Banagher Bridge is located northwest of the town of Banagher, and carries the R356 road across the River Shannon between Counties Offaly and Galway in Ireland. The present bridge, constructed between 1841 and 1843 has six masonry arches and had an opening section which has been replaced by a permanent beam.

==Present bridge==
The present bridge, originally of six arches and an opening section, was erected by the Commissioners for the Improvement of Navigation of the Shannon in 1841–1843. Thomas Rhodes, the engineer was a commissioner of the Shannon Navigation, his name can be seen on a number of the bridges over the Shannon and on surviving lock mechanisms, including at Victoria and Athlone locks. This bridge was reconstructed and widened jointly by Offaly County Council and Galway County Council in 1971. Their work included replacing large stone parapets on either side of the bridge with aluminium railings, and the removal of a swivel arch which had allowed passage for masted boats.

The bridge is categorised by the National Inventory of Architectural Heritage as being of 'Special Architectural, Historical and Historical interest'. The 2005 heritage review of the bridges of County Offaly described Banagher bridge as being of national heritage significance, of high architectural merit and demonstrative of mid-19th century construction work by a government body. It states "This is the only six-arch masonry span in the county. It is an interesting contrast with the 1750s bridge at Shannonbridge. Although both are approximately the same length, Banagher bridge achieves the crossing with fewer spans (six as opposed to 16). It also has the longest masonry arch spans of all the county's bridges, averaging 17.88 m".

== History ==
The first bridge that is known to have been built at this point was erected as a "spacious stone bridge of 18 arches" by Ruaidrí Ua Conchobair, the King of Connacht, around 1049. However, medieval sources tell of a "bridge of 27 arches of divers(e) architectural form, each different from its fellow", which stood here for over 500 years. A stone bridge of 17 arches was constructed in 1685 and this was detailed in profile drawings by Thomas Rhodes in 1833.
The bridge of 1685 featured during the Williamite War in Ireland of the 17th century and was used by Patrick Sarsfield to retreat to Connacht after his ambush of a Williamite convoy at Ballyneety in County Limerick during the Siege of Limerick. Because it afforded Sarsfield and his army a method of advance and retreat, the old bridge was sometimes referred to as Sarsfield's Bridge. This bridge was blown up in 1843 by gunpowder by a section of the Corps of Royal Engineers. The abutment of this bridge can still be seen adjacent to Cromwell's Castle on the Connacht side of the river.

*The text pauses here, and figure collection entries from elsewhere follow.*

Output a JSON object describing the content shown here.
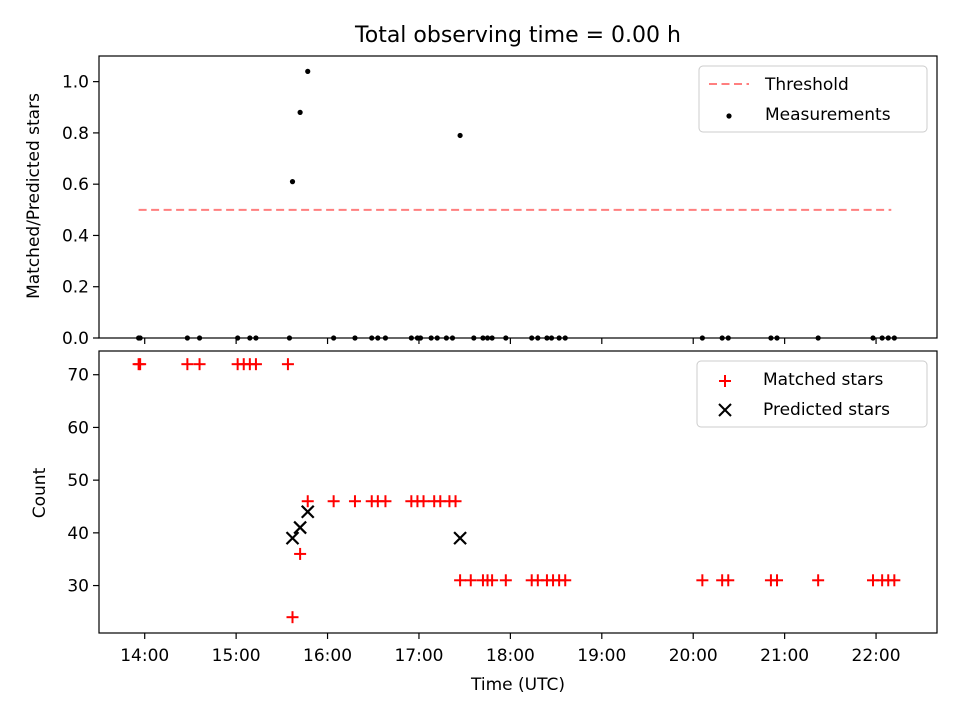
{
  "chart_data": [
    {
      "type": "scatter",
      "title": "Total observing time = 0.00 h",
      "xlabel": "",
      "ylabel": "Matched/Predicted stars",
      "xlim": [
        "13:30",
        "22:40"
      ],
      "ylim": [
        0,
        1.1
      ],
      "yticks": [
        "0.0",
        "0.2",
        "0.4",
        "0.6",
        "0.8",
        "1.0"
      ],
      "grid": false,
      "legend": "top-right",
      "threshold": {
        "name": "Threshold",
        "color": "#ff7f7f",
        "x": [
          "13:56",
          "22:10"
        ],
        "y": 0.5
      },
      "series": [
        {
          "name": "Measurements",
          "color": "#000000",
          "points": [
            [
              "13:56",
              0
            ],
            [
              "13:57",
              0
            ],
            [
              "14:28",
              0
            ],
            [
              "14:36",
              0
            ],
            [
              "15:01",
              0
            ],
            [
              "15:09",
              0
            ],
            [
              "15:13",
              0
            ],
            [
              "15:35",
              0
            ],
            [
              "15:37",
              0.61
            ],
            [
              "15:42",
              0.88
            ],
            [
              "15:47",
              1.04
            ],
            [
              "16:04",
              0
            ],
            [
              "16:18",
              0
            ],
            [
              "16:29",
              0
            ],
            [
              "16:33",
              0
            ],
            [
              "16:38",
              0
            ],
            [
              "16:55",
              0
            ],
            [
              "16:59",
              0
            ],
            [
              "17:01",
              0
            ],
            [
              "17:08",
              0
            ],
            [
              "17:12",
              0
            ],
            [
              "17:18",
              0
            ],
            [
              "17:22",
              0
            ],
            [
              "17:27",
              0.79
            ],
            [
              "17:36",
              0
            ],
            [
              "17:42",
              0
            ],
            [
              "17:45",
              0
            ],
            [
              "17:48",
              0
            ],
            [
              "17:57",
              0
            ],
            [
              "18:14",
              0
            ],
            [
              "18:18",
              0
            ],
            [
              "18:24",
              0
            ],
            [
              "18:27",
              0
            ],
            [
              "18:32",
              0
            ],
            [
              "18:36",
              0
            ],
            [
              "20:06",
              0
            ],
            [
              "20:19",
              0
            ],
            [
              "20:23",
              0
            ],
            [
              "20:51",
              0
            ],
            [
              "20:55",
              0
            ],
            [
              "21:22",
              0
            ],
            [
              "21:58",
              0
            ],
            [
              "22:04",
              0
            ],
            [
              "22:08",
              0
            ],
            [
              "22:12",
              0
            ]
          ]
        }
      ]
    },
    {
      "type": "scatter",
      "title": "",
      "xlabel": "Time (UTC)",
      "ylabel": "Count",
      "xlim": [
        "13:30",
        "22:40"
      ],
      "ylim": [
        21,
        74.5
      ],
      "yticks": [
        "30",
        "40",
        "50",
        "60",
        "70"
      ],
      "xticks": [
        "14:00",
        "15:00",
        "16:00",
        "17:00",
        "18:00",
        "19:00",
        "20:00",
        "21:00",
        "22:00"
      ],
      "grid": false,
      "legend": "top-right",
      "series": [
        {
          "name": "Matched stars",
          "color": "#ff0000",
          "marker": "+",
          "points": [
            [
              "13:56",
              72
            ],
            [
              "13:57",
              72
            ],
            [
              "14:28",
              72
            ],
            [
              "14:36",
              72
            ],
            [
              "15:01",
              72
            ],
            [
              "15:05",
              72
            ],
            [
              "15:09",
              72
            ],
            [
              "15:13",
              72
            ],
            [
              "15:34",
              72
            ],
            [
              "15:37",
              24
            ],
            [
              "15:42",
              36
            ],
            [
              "15:47",
              46
            ],
            [
              "16:04",
              46
            ],
            [
              "16:18",
              46
            ],
            [
              "16:29",
              46
            ],
            [
              "16:33",
              46
            ],
            [
              "16:38",
              46
            ],
            [
              "16:55",
              46
            ],
            [
              "16:59",
              46
            ],
            [
              "17:03",
              46
            ],
            [
              "17:10",
              46
            ],
            [
              "17:14",
              46
            ],
            [
              "17:20",
              46
            ],
            [
              "17:24",
              46
            ],
            [
              "17:27",
              31
            ],
            [
              "17:34",
              31
            ],
            [
              "17:42",
              31
            ],
            [
              "17:45",
              31
            ],
            [
              "17:48",
              31
            ],
            [
              "17:57",
              31
            ],
            [
              "18:14",
              31
            ],
            [
              "18:18",
              31
            ],
            [
              "18:24",
              31
            ],
            [
              "18:28",
              31
            ],
            [
              "18:32",
              31
            ],
            [
              "18:36",
              31
            ],
            [
              "20:06",
              31
            ],
            [
              "20:19",
              31
            ],
            [
              "20:23",
              31
            ],
            [
              "20:51",
              31
            ],
            [
              "20:55",
              31
            ],
            [
              "21:22",
              31
            ],
            [
              "21:58",
              31
            ],
            [
              "22:04",
              31
            ],
            [
              "22:08",
              31
            ],
            [
              "22:12",
              31
            ]
          ]
        },
        {
          "name": "Predicted stars",
          "color": "#000000",
          "marker": "x",
          "points": [
            [
              "15:37",
              39
            ],
            [
              "15:42",
              41
            ],
            [
              "15:47",
              44
            ],
            [
              "17:27",
              39
            ]
          ]
        }
      ]
    }
  ]
}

The castellations around and near the bridge were built to protect it, including Cromwell's Castle, The Salt Battery (Fort Eliza), Fort Falkland and the Martello Tower. The guns mounted on these forts could be used to destroy the bridge if necessary, as well as to bombard attacking forces on the river.

A narrow quay passes under the old swivel section of the bridge from Waller's Quay to the marina. A handrail offers the pedestrian some protection against a slip into the river. This rail has been known as the Duke's Rail since 1897 when the then Duke of York, later to become George V, paid a state visit to Ireland. The royal party travelled up-river from Portumna on the steamship Countess of Mayo. Disembarking at Waller's Quay, the Duke was received by Lord Rosse, the Lord Lieutenant of King's County. The party had to traverse the narrow quay under the bridge to get to Banagher Railway Station, making use of the Duke's Rail. The stretch of the Shannon from Portumna to Banagher was known for some time after as the Duke of York's Route.